La Corte Suprema presentó un proyecto al Consejo de la Magistratura para modificar los concursos judiciales, buscando fortalecer los criterios de mérito y transparencia en la designación de magistrados.
La Corte Suprema de Justicia de la Nación presentó ante el Consejo de la Magistratura un proyecto de modificación del régimen vigente de concursos judiciales. La iniciativa no constituye un nuevo reglamento, sino una propuesta para debatir cambios en el sistema de selección de magistrados, respetando el esquema constitucional de competencias.
El proyecto busca reforzar principios como el mérito como regla de acceso, la transparencia como condición de legitimidad y la objetividad como garantía de igualdad. Según la perspectiva presentada, la independencia judicial comienza cuando se garantiza que la designación de un juez responde a criterios de idoneidad y no a factores de oportunidad política o afinidad personal.
La Constitución Nacional establece en su artículo 16 que la idoneidad es la única condición para el acceso a los empleos públicos. La reforma de 1994 creó el Consejo de la Magistratura con el objetivo de atenuar el componente exclusivamente político en la designación de jueces e incorporar mecanismos técnicos de evaluación. Sin embargo, la experiencia indicaría que el reglamento vigente otorga márgenes de discrecionalidad significativos a los consejeros.
La propuesta de la Corte revisa aspectos como el peso de las entrevistas personales, fortalece el anonimato en las pruebas técnicas, estructura con más precisión la evaluación de antecedentes y busca procesos más auditables. Estos cambios son presentados como mecanismos para reforzar la legitimidad del sistema judicial desde el punto de partida: la forma en que se elige a quienes deben impartir justicia.
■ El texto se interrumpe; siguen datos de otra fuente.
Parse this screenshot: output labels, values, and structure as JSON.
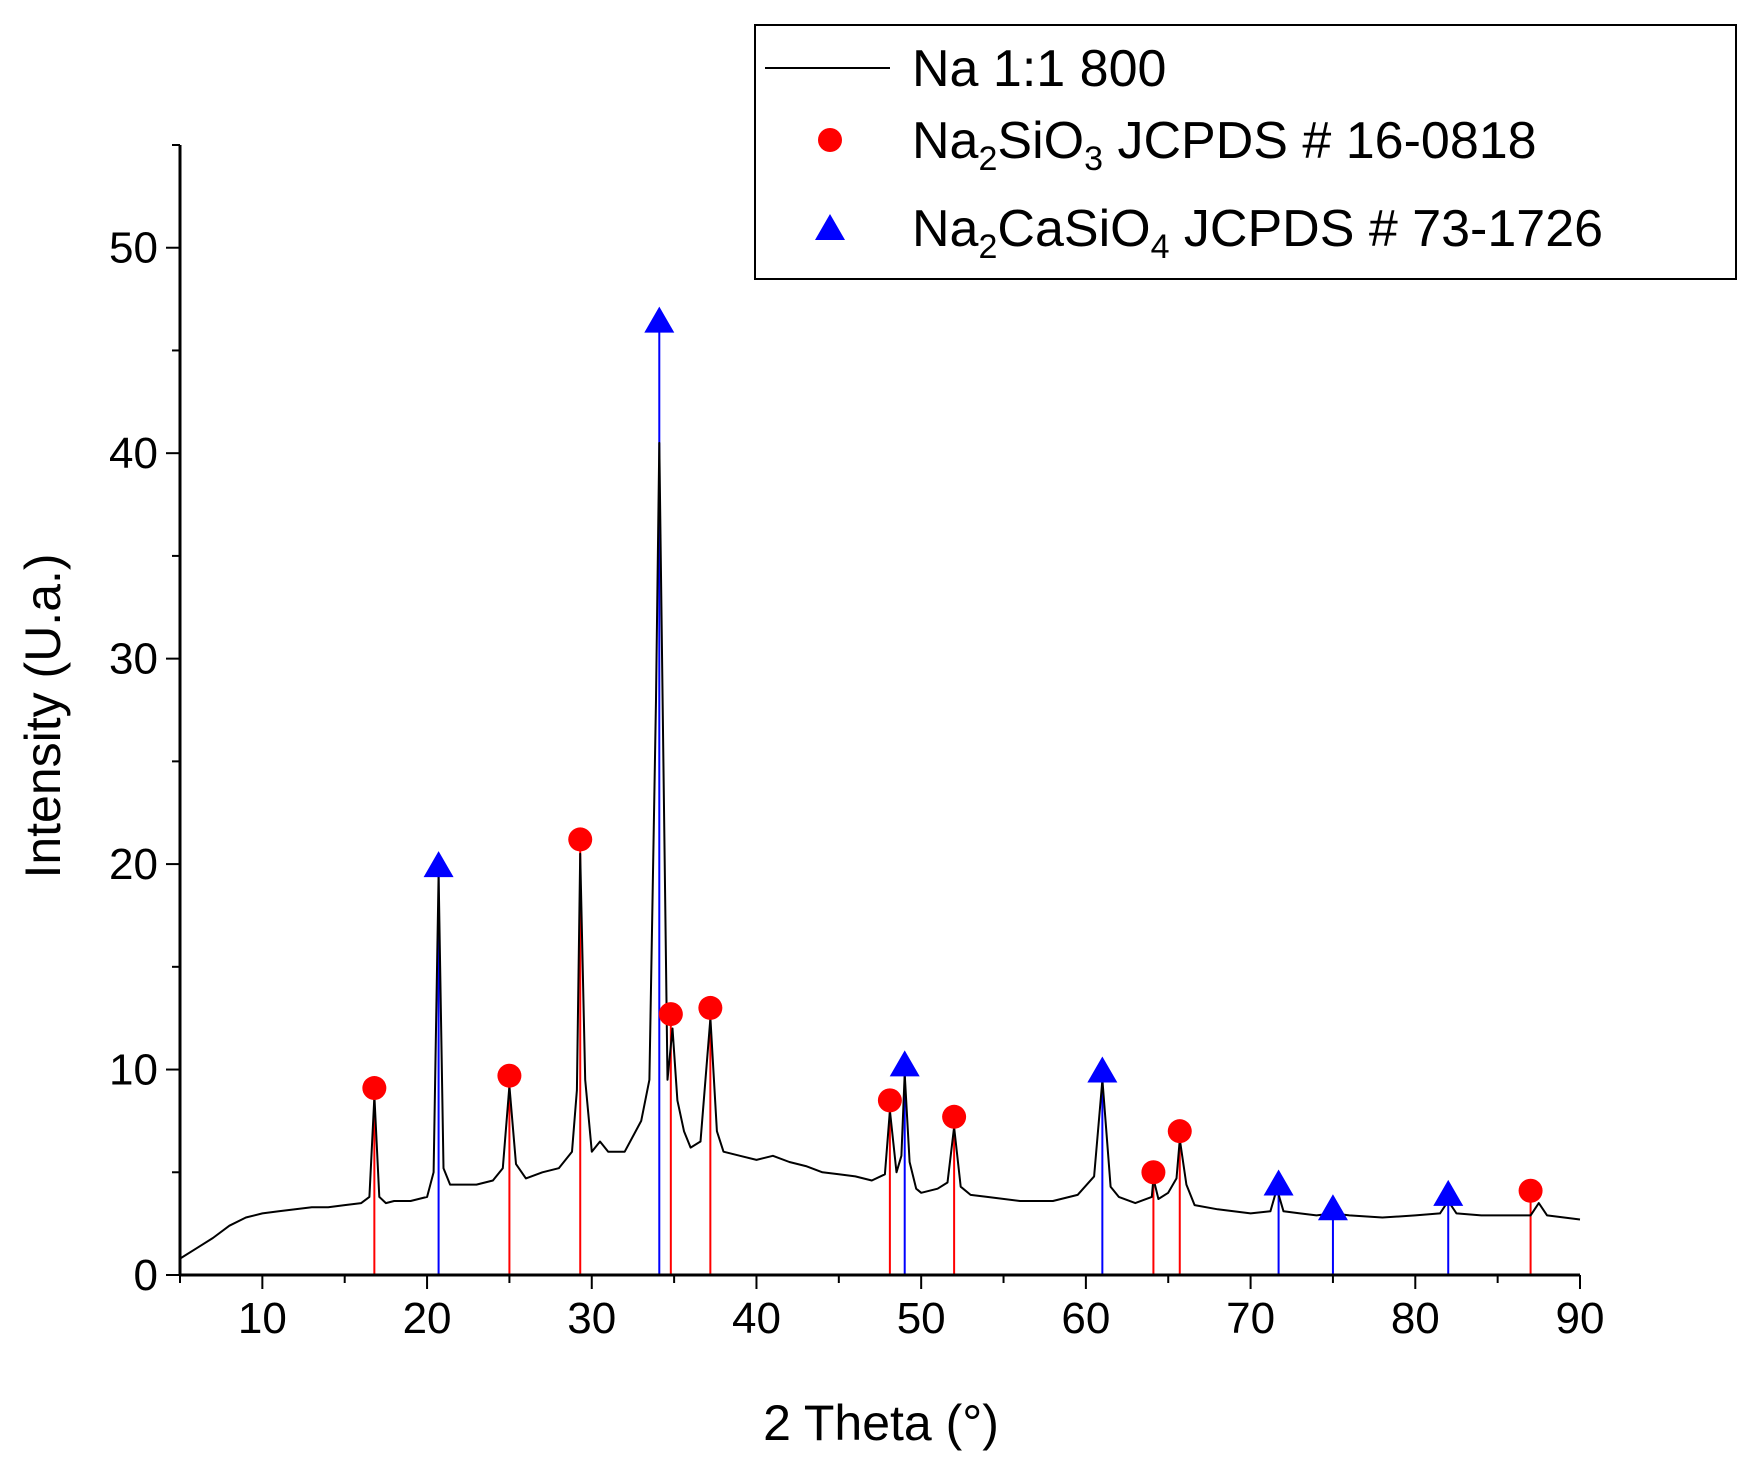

El problema de fondo se describe como institucional. Cuando los procesos de selección presentan márgenes excesivos de discrecionalidad, se generan dudas que afectan la confianza pública, un capital fundamental para la Justicia. La política tiene un rol en el diseño institucional, pero el objetivo es evitar que sustituya al mérito como criterio determinante.
La Corte optó por promover esta discusión mediante la presentación de un proyecto ante el Consejo de la Magistratura, un camino que revela una comprensión del funcionamiento institucional basado en el diálogo entre órganos. Más allá de las reformas técnicas, el valor de la iniciativa residiría en el mensaje de que el acceso a la magistratura debe ser percibido como el resultado de la trayectoria, la formación, la capacidad y la integridad profesional.